“If it hadn’t been for that dumb creature, Joseph Stagg,” said Aunty Rose, still quite shaken over the incident, “we wouldn’t maybe have our little girl unhurt. If Timothy tells the truth——”

“I guess he tells the truth, all right,” snorted Mr. Stagg. “He don’t know enough to tell anything but truth. Howsomever, if he’d stopped his team, he could have licked that old lynx to a fare-ye-well. I wouldn’t trust Hannah’s Car’lyn with him again—not even to go to church.”

“Why, Uncle Joe,” said Carolyn May, “you can’t really blame Mr. Timothy for being scared at that awful wildcat. I was scared myself.”

CHAPTER XX—THE SPRING FRESHET

Since Joseph Stagg had listened to the rambling tale of the sailor regarding the sinking of the Dunraven, he had borne the fate of his sister and her husband much in mind.

He had come no nearer to deciding what to do with the apartment in New York and its furnishings. Carolyn May had prattled so much about her home that Mr. Stagg felt as though he knew each room and each piece of furniture. And, should he go down to New York and make arrangements to have his sister’s possessions taken to an auction room, he would feel on entering the flat as though the ghosts of Carolyn May’s parents would meet him there.

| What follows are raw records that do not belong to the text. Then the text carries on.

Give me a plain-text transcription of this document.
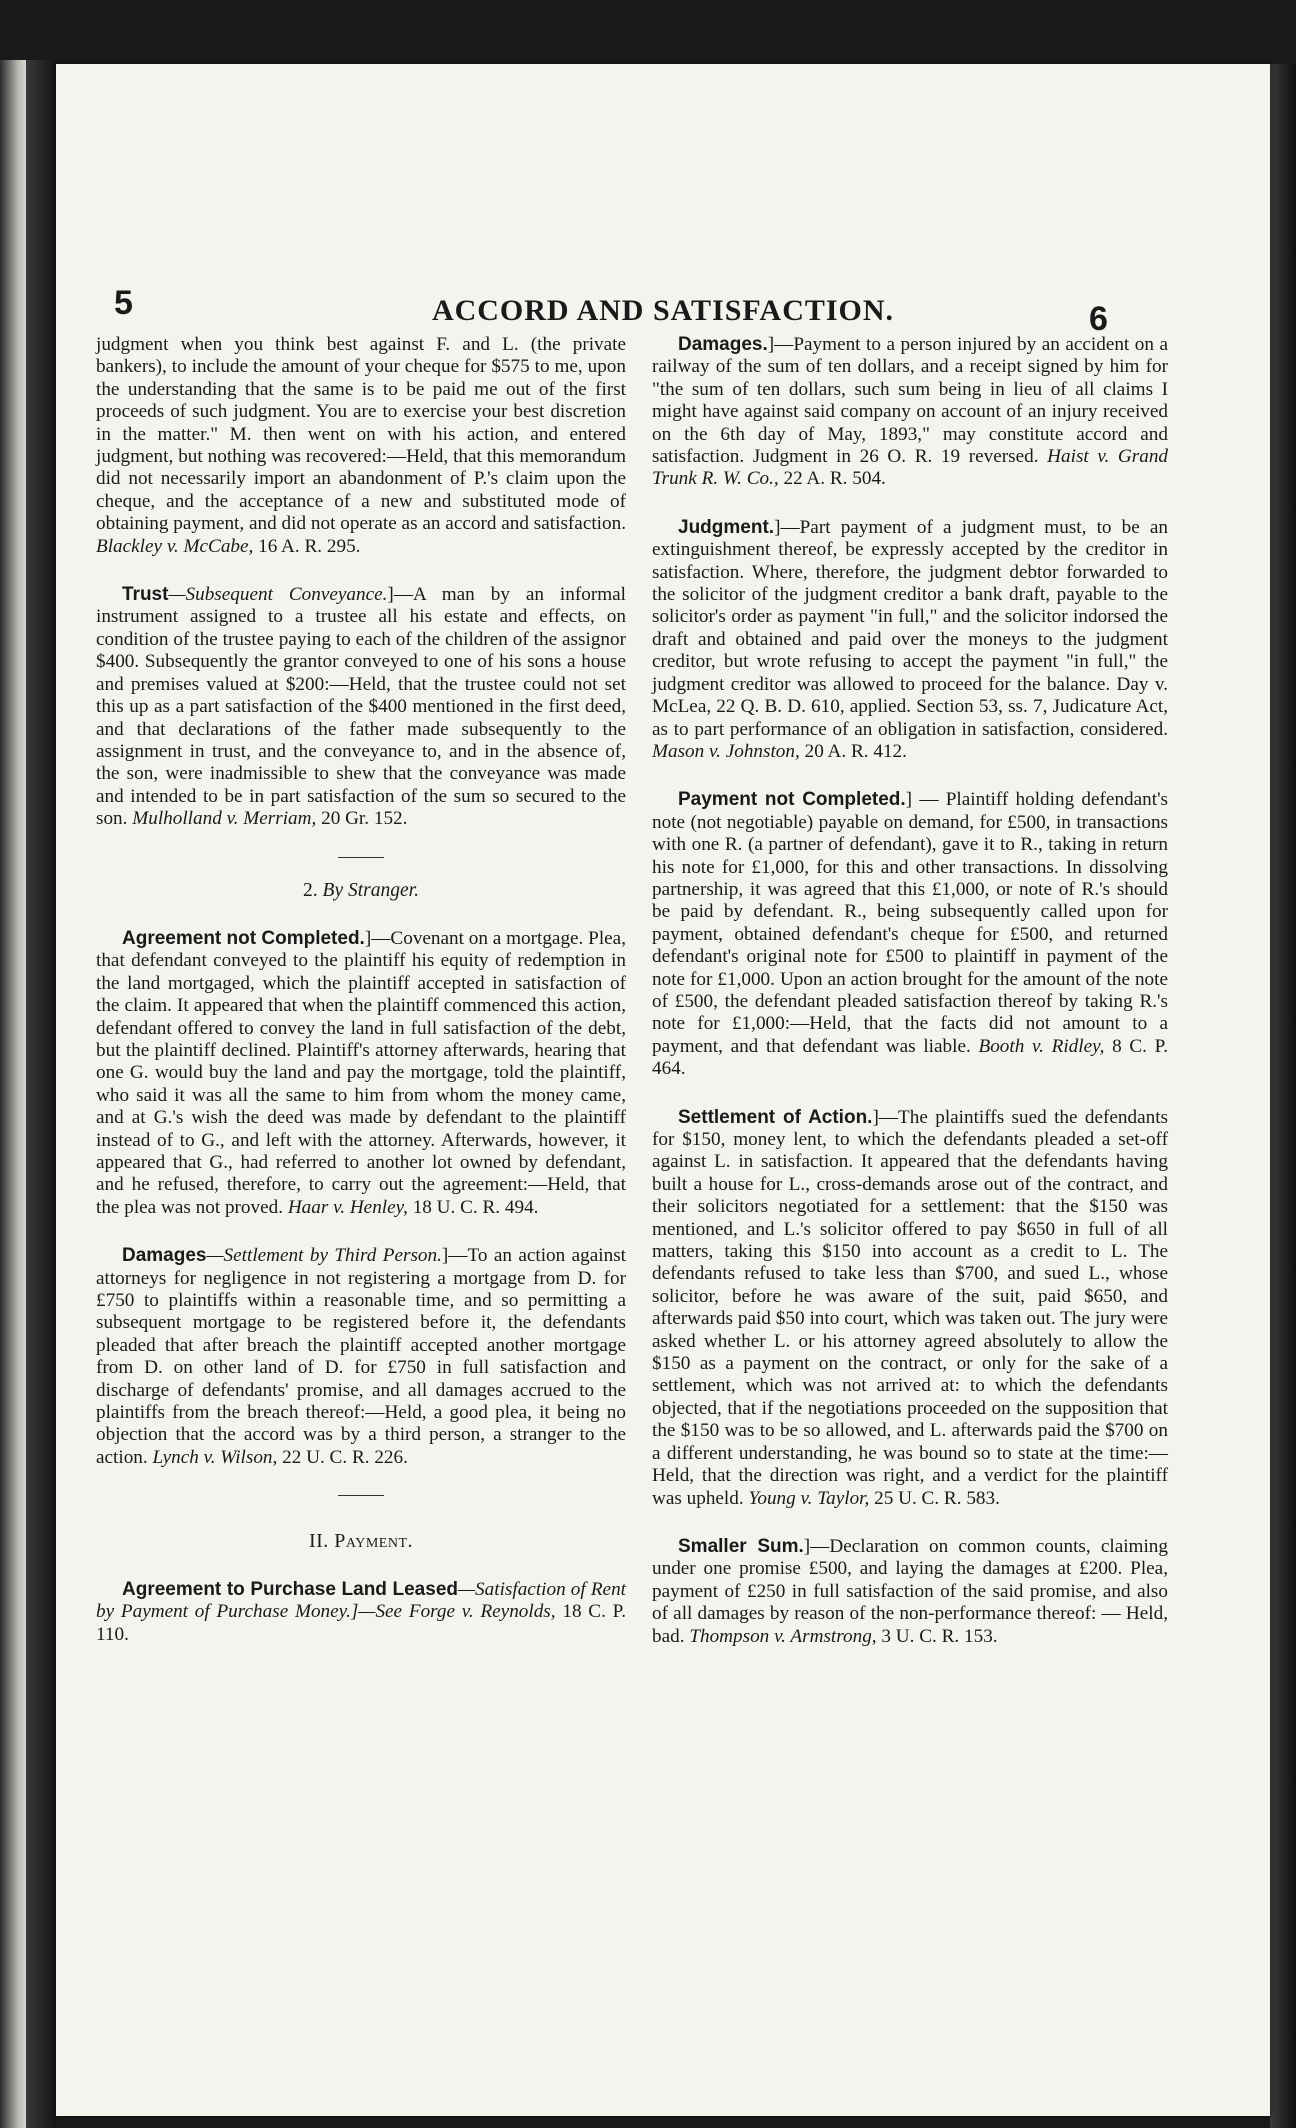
5	ACCORD AND SATISFACTION.	6

judgment when you think best against F. and L. (the private bankers), to include the amount of your cheque for $575 to me, upon the understanding that the same is to be paid me out of the first proceeds of such judgment. You are to exercise your best discretion in the matter." M. then went on with his action, and entered judgment, but nothing was recovered:—Held, that this memorandum did not necessarily import an abandonment of P.'s claim upon the cheque, and the acceptance of a new and substituted mode of obtaining payment, and did not operate as an accord and satisfaction. Blackley v. McCabe, 16 A. R. 295.

Trust—Subsequent Conveyance.]—A man by an informal instrument assigned to a trustee all his estate and effects, on condition of the trustee paying to each of the children of the assignor $400. Subsequently the grantor conveyed to one of his sons a house and premises valued at $200:—Held, that the trustee could not set this up as a part satisfaction of the $400 mentioned in the first deed, and that declarations of the father made subsequently to the assignment in trust, and the conveyance to, and in the absence of, the son, were inadmissible to shew that the conveyance was made and intended to be in part satisfaction of the sum so secured to the son. Mulholland v. Merriam, 20 Gr. 152.

2. By Stranger.

Agreement not Completed.]—Covenant on a mortgage. Plea, that defendant conveyed to the plaintiff his equity of redemption in the land mortgaged, which the plaintiff accepted in satisfaction of the claim. It appeared that when the plaintiff commenced this action, defendant offered to convey the land in full satisfaction of the debt, but the plaintiff declined. Plaintiff's attorney afterwards, hearing that one G. would buy the land and pay the mortgage, told the plaintiff, who said it was all the same to him from whom the money came, and at G.'s wish the deed was made by defendant to the plaintiff instead of to G., and left with the attorney. Afterwards, however, it appeared that G., had referred to another lot owned by defendant, and he refused, therefore, to carry out the agreement:—Held, that the plea was not proved. Haar v. Henley, 18 U. C. R. 494.

Damages—Settlement by Third Person.]—To an action against attorneys for negligence in not registering a mortgage from D. for £750 to plaintiffs within a reasonable time, and so permitting a subsequent mortgage to be registered before it, the defendants pleaded that after breach the plaintiff accepted another mortgage from D. on other land of D. for £750 in full satisfaction and discharge of defendants' promise, and all damages accrued to the plaintiffs from the breach thereof:—Held, a good plea, it being no objection that the accord was by a third person, a stranger to the action. Lynch v. Wilson, 22 U. C. R. 226.

II. Payment.

Agreement to Purchase Land Leased—Satisfaction of Rent by Payment of Purchase Money.]—See Forge v. Reynolds, 18 C. P. 110.

Damages.]—Payment to a person injured by an accident on a railway of the sum of ten dollars, and a receipt signed by him for "the sum of ten dollars, such sum being in lieu of all claims I might have against said company on account of an injury received on the 6th day of May, 1893," may constitute accord and satisfaction. Judgment in 26 O. R. 19 reversed. Haist v. Grand Trunk R. W. Co., 22 A. R. 504.

Judgment.]—Part payment of a judgment must, to be an extinguishment thereof, be expressly accepted by the creditor in satisfaction. Where, therefore, the judgment debtor forwarded to the solicitor of the judgment creditor a bank draft, payable to the solicitor's order as payment "in full," and the solicitor indorsed the draft and obtained and paid over the moneys to the judgment creditor, but wrote refusing to accept the payment "in full," the judgment creditor was allowed to proceed for the balance. Day v. McLea, 22 Q. B. D. 610, applied. Section 53, ss. 7, Judicature Act, as to part performance of an obligation in satisfaction, considered. Mason v. Johnston, 20 A. R. 412.

Payment not Completed.] — Plaintiff holding defendant's note (not negotiable) payable on demand, for £500, in transactions with one R. (a partner of defendant), gave it to R., taking in return his note for £1,000, for this and other transactions. In dissolving partnership, it was agreed that this £1,000, or note of R.'s should be paid by defendant. R., being subsequently called upon for payment, obtained defendant's cheque for £500, and returned defendant's original note for £500 to plaintiff in payment of the note for £1,000. Upon an action brought for the amount of the note of £500, the defendant pleaded satisfaction thereof by taking R.'s note for £1,000:—Held, that the facts did not amount to a payment, and that defendant was liable. Booth v. Ridley, 8 C. P. 464.

Settlement of Action.]—The plaintiffs sued the defendants for $150, money lent, to which the defendants pleaded a set-off against L. in satisfaction. It appeared that the defendants having built a house for L., cross-demands arose out of the contract, and their solicitors negotiated for a settlement: that the $150 was mentioned, and L.'s solicitor offered to pay $650 in full of all matters, taking this $150 into account as a credit to L. The defendants refused to take less than $700, and sued L., whose solicitor, before he was aware of the suit, paid $650, and afterwards paid $50 into court, which was taken out. The jury were asked whether L. or his attorney agreed absolutely to allow the $150 as a payment on the contract, or only for the sake of a settlement, which was not arrived at: to which the defendants objected, that if the negotiations proceeded on the supposition that the $150 was to be so allowed, and L. afterwards paid the $700 on a different understanding, he was bound so to state at the time:—Held, that the direction was right, and a verdict for the plaintiff was upheld. Young v. Taylor, 25 U. C. R. 583.

Smaller Sum.]—Declaration on common counts, claiming under one promise £500, and laying the damages at £200. Plea, payment of £250 in full satisfaction of the said promise, and also of all damages by reason of the non-performance thereof: — Held, bad. Thompson v. Armstrong, 3 U. C. R. 153.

Mr. Price had written him twice about the place. The second time he had found a tenant willing to sublet the furnished apartment. It would have made a little income for Carolyn May, but Mr. Stagg could not bring himself to sign the lease. The lawyer had not written since.

After listening to Benjamin Hardy’s story, the hardware dealer felt less inclined than before to close up the affairs of Carolyn May’s small “estate.” Not that he for one moment believed that there was a possibility of Hannah and her husband being alive. Five months had passed. In these days of wireless telegraph and fast sea traffic such a thing could not be possible. The imagination of the practical hardware merchant could not visualise it.

Had the purser’s boat, in which the old sailor declared the Camerons were, been picked up by one of the Turkish ships, as the other refugees from the Dunraven had been rescued by the French vessel, surely news of the fact would long since have reached the papers, even had circumstances kept Mr. and Mrs. Cameron from returning home.

The Mediterranean is not the South Seas. A steam vessel could reach New York from the spot where the Dunraven had sunk in a week.